「全国のお城でプロレスがやりたいんだよね」
――まさにプロレスがライフワークなわけですね。
藤波 普通、70歳すぎてから「将来、◯◯やりたい」みたいな夢を口にしないじゃない。でも、僕は自分の中からやりたいことがどんどん湧いてくるんだよね。やっぱり人間って、体を動かすとアドレナリンが出て、いろんな意欲が湧いてくるんだよね。だから自分の場合、身体のどこかが痛み出したら、逆にジムに行くんですよ。そして、負荷の軽いウエイトをやったり、自転車を漕いだりして汗をかくと、またアドレナリンが出て意欲が湧く。
――運動をすることで好循環が生まれる、と。
藤波 だから年齢を重ねた人こそ、軽い運動を習慣にするべきだね。僕なんかは新しい夢が生まれてきて、全国のお城でプロレスがやりたいんだよね。
――藤波さんは一昨年の11月に小倉城の前でプロレスをやりましたよね。
藤波 そう。
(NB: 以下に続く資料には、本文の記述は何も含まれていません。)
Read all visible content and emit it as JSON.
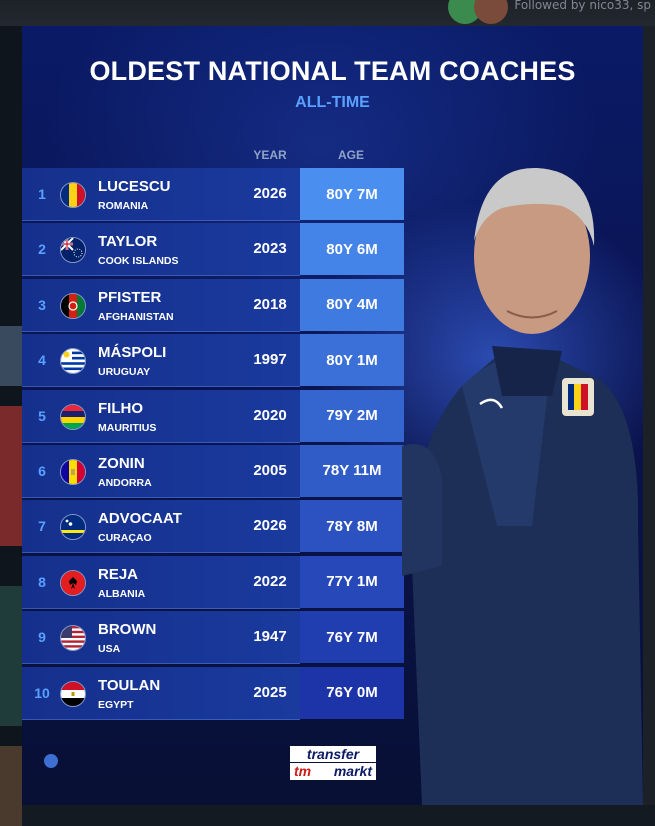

僕は昔からお城が好きで、地方に行ってお城があると必ず訪れたりしてたんだけど、一昨年初めて自分の夢だったお城でプロレスをやることができてね。これから現存、復元された全国のお城でプロレスをやるという夢が生まれた。そういう夢ができると、「あと何年プロレスができるかな」とか考えるよね。
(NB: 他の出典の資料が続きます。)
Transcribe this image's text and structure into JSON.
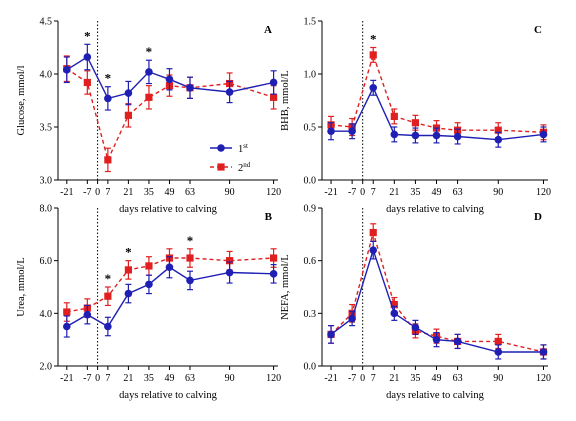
{
  "colors": {
    "first": "#1f1fb4",
    "second": "#e02020",
    "axis": "#000000"
  },
  "x_label": "days relative to calving",
  "x_ticks": [
    -21,
    -7,
    0,
    7,
    21,
    35,
    49,
    63,
    90,
    120
  ],
  "x_tick_labels": [
    "-21",
    "-7",
    "0",
    "7",
    "21",
    "35",
    "49",
    "63",
    "90",
    "120"
  ],
  "legend": {
    "first": "1",
    "first_sup": "st",
    "second": "2",
    "second_sup": "nd"
  },
  "calving_line_day": 0,
  "chart_data": [
    {
      "type": "line",
      "panel": "A",
      "ylabel": "Glucose, mmol/l",
      "ylim": [
        3.0,
        4.5
      ],
      "yticks": [
        3.0,
        3.5,
        4.0,
        4.5
      ],
      "ytick_labels": [
        "3.0",
        "3.5",
        "4.0",
        "4.5"
      ],
      "x": [
        -21,
        -7,
        7,
        21,
        35,
        49,
        63,
        90,
        120
      ],
      "series": [
        {
          "name": "1st",
          "values": [
            4.04,
            4.16,
            3.77,
            3.82,
            4.02,
            3.95,
            3.87,
            3.83,
            3.92
          ],
          "errors": [
            0.12,
            0.12,
            0.11,
            0.11,
            0.11,
            0.1,
            0.1,
            0.1,
            0.11
          ]
        },
        {
          "name": "2nd",
          "values": [
            4.05,
            3.92,
            3.19,
            3.61,
            3.78,
            3.89,
            3.87,
            3.91,
            3.78
          ],
          "errors": [
            0.12,
            0.11,
            0.11,
            0.11,
            0.11,
            0.1,
            0.1,
            0.1,
            0.11
          ]
        }
      ],
      "significance_days": [
        -7,
        7,
        35
      ],
      "legend": true
    },
    {
      "type": "line",
      "panel": "B",
      "ylabel": "Urea, mmol/L",
      "ylim": [
        2.0,
        8.0
      ],
      "yticks": [
        2.0,
        4.0,
        6.0,
        8.0
      ],
      "ytick_labels": [
        "2.0",
        "4.0",
        "6.0",
        "8.0"
      ],
      "x": [
        -21,
        -7,
        7,
        21,
        35,
        49,
        63,
        90,
        120
      ],
      "series": [
        {
          "name": "1st",
          "values": [
            3.5,
            3.95,
            3.5,
            4.75,
            5.1,
            5.75,
            5.25,
            5.55,
            5.5
          ],
          "errors": [
            0.4,
            0.35,
            0.35,
            0.35,
            0.35,
            0.4,
            0.35,
            0.4,
            0.35
          ]
        },
        {
          "name": "2nd",
          "values": [
            4.05,
            4.2,
            4.65,
            5.65,
            5.8,
            6.1,
            6.1,
            6.0,
            6.1
          ],
          "errors": [
            0.35,
            0.35,
            0.35,
            0.35,
            0.35,
            0.35,
            0.35,
            0.35,
            0.35
          ]
        }
      ],
      "significance_days": [
        7,
        21,
        63
      ],
      "legend": false
    },
    {
      "type": "line",
      "panel": "C",
      "ylabel": "BHB, mmol/L",
      "ylim": [
        0.0,
        1.5
      ],
      "yticks": [
        0.0,
        0.5,
        1.0,
        1.5
      ],
      "ytick_labels": [
        "0.0",
        "0.5",
        "1.0",
        "1.5"
      ],
      "x": [
        -21,
        -7,
        7,
        21,
        35,
        49,
        63,
        90,
        120
      ],
      "series": [
        {
          "name": "1st",
          "values": [
            0.46,
            0.46,
            0.87,
            0.43,
            0.42,
            0.42,
            0.41,
            0.38,
            0.43
          ],
          "errors": [
            0.08,
            0.07,
            0.07,
            0.07,
            0.07,
            0.07,
            0.07,
            0.07,
            0.07
          ]
        },
        {
          "name": "2nd",
          "values": [
            0.52,
            0.5,
            1.18,
            0.6,
            0.54,
            0.49,
            0.47,
            0.47,
            0.45
          ],
          "errors": [
            0.08,
            0.08,
            0.07,
            0.07,
            0.07,
            0.07,
            0.07,
            0.07,
            0.07
          ]
        }
      ],
      "significance_days": [
        7
      ],
      "legend": false
    },
    {
      "type": "line",
      "panel": "D",
      "ylabel": "NEFA, mmol/L",
      "ylim": [
        0.0,
        0.9
      ],
      "yticks": [
        0.0,
        0.3,
        0.6,
        0.9
      ],
      "ytick_labels": [
        "0.0",
        "0.3",
        "0.6",
        "0.9"
      ],
      "x": [
        -21,
        -7,
        7,
        21,
        35,
        49,
        63,
        90,
        120
      ],
      "series": [
        {
          "name": "1st",
          "values": [
            0.18,
            0.27,
            0.66,
            0.3,
            0.22,
            0.15,
            0.14,
            0.08,
            0.08
          ],
          "errors": [
            0.05,
            0.04,
            0.05,
            0.04,
            0.04,
            0.04,
            0.04,
            0.04,
            0.04
          ]
        },
        {
          "name": "2nd",
          "values": [
            0.18,
            0.3,
            0.76,
            0.35,
            0.2,
            0.17,
            0.14,
            0.14,
            0.08
          ],
          "errors": [
            0.05,
            0.05,
            0.05,
            0.04,
            0.04,
            0.04,
            0.04,
            0.04,
            0.04
          ]
        }
      ],
      "significance_days": [],
      "legend": false
    }
  ]
}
――全国のお城をプロレスで制覇するまで辞められない、と(笑)。
藤波 お城というのは、体育館なんかと違って本来、プロレスの興行をする場所じゃないから、行政との合意がないとなかなか実現できない。だから、これを自分のライフワークにして、年に1回はお城でプロレスをやりたい。前回は小倉城でやったので、今年はまたどこか違うお城でやりたいね。
――先ほど、藤波さんにとってプロレスの試合が“ニンジン”だと言われてましたけど、お城プロレスは最大のニンジンなわけですね。
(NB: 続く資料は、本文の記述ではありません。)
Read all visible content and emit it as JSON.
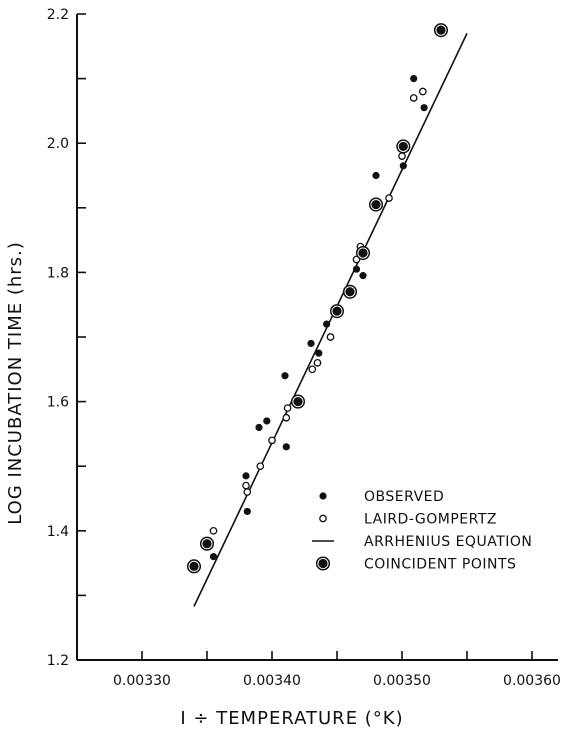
{
  "chart_data": {
    "type": "scatter",
    "xlabel": "I ÷ TEMPERATURE  (°K)",
    "ylabel": "LOG  INCUBATION  TIME  (hrs.)",
    "xlim": [
      0.00325,
      0.00362
    ],
    "ylim": [
      1.2,
      2.2
    ],
    "x_ticks": [
      0.0033,
      0.0034,
      0.0035,
      0.0036
    ],
    "x_tick_labels": [
      "0.00330",
      "0.00340",
      "0.00350",
      "0.00360"
    ],
    "y_ticks": [
      1.2,
      1.3,
      1.4,
      1.5,
      1.6,
      1.7,
      1.8,
      1.9,
      2.0,
      2.1,
      2.2
    ],
    "y_tick_labels": [
      "1.2",
      "",
      "1.4",
      "",
      "1.6",
      "",
      "1.8",
      "",
      "2.0",
      "",
      "2.2"
    ],
    "grid": false,
    "legend_position": "lower-right",
    "series": [
      {
        "name": "OBSERVED",
        "marker": "filled-circle",
        "points": [
          [
            0.003355,
            1.36
          ],
          [
            0.00338,
            1.485
          ],
          [
            0.003381,
            1.43
          ],
          [
            0.00339,
            1.56
          ],
          [
            0.003396,
            1.57
          ],
          [
            0.00341,
            1.64
          ],
          [
            0.003411,
            1.53
          ],
          [
            0.00343,
            1.69
          ],
          [
            0.003436,
            1.675
          ],
          [
            0.003442,
            1.72
          ],
          [
            0.003465,
            1.805
          ],
          [
            0.00347,
            1.795
          ],
          [
            0.00348,
            1.95
          ],
          [
            0.003501,
            1.965
          ],
          [
            0.003509,
            2.1
          ],
          [
            0.003517,
            2.055
          ]
        ]
      },
      {
        "name": "LAIRD-GOMPERTZ",
        "marker": "open-circle",
        "points": [
          [
            0.003355,
            1.4
          ],
          [
            0.00338,
            1.47
          ],
          [
            0.003381,
            1.46
          ],
          [
            0.003391,
            1.5
          ],
          [
            0.0034,
            1.54
          ],
          [
            0.003411,
            1.575
          ],
          [
            0.003412,
            1.59
          ],
          [
            0.003431,
            1.65
          ],
          [
            0.003435,
            1.66
          ],
          [
            0.003445,
            1.7
          ],
          [
            0.003465,
            1.82
          ],
          [
            0.003468,
            1.84
          ],
          [
            0.00349,
            1.915
          ],
          [
            0.0035,
            1.98
          ],
          [
            0.003509,
            2.07
          ],
          [
            0.003516,
            2.08
          ]
        ]
      },
      {
        "name": "ARRHENIUS EQUATION",
        "marker": "line",
        "points": [
          [
            0.00334,
            1.283
          ],
          [
            0.00355,
            2.17
          ]
        ]
      },
      {
        "name": "COINCIDENT POINTS",
        "marker": "ringed-dot",
        "points": [
          [
            0.00334,
            1.345
          ],
          [
            0.00335,
            1.38
          ],
          [
            0.00342,
            1.6
          ],
          [
            0.00345,
            1.74
          ],
          [
            0.00346,
            1.77
          ],
          [
            0.00347,
            1.83
          ],
          [
            0.00348,
            1.905
          ],
          [
            0.003501,
            1.995
          ],
          [
            0.00353,
            2.175
          ]
        ]
      }
    ]
  }
}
藤波 そうだね。できるだけ多くのお城でプロレスができるように、これからもしっかりトレーニングして、コンディションを整えていきたいね。
――では最後に、今回出された『マッチョ・ドラゴン式トレーニング 古希でも闘える体づくり』を通じて、中高年の人たちに何を伝えたいですか?
藤波 中高年に限らず、30代後半の働き盛りから自分と同世代の方に読んでいただけたら、健康面もそうだし、夢を持って人生を前向きに生きる手助けになったらうれしいね。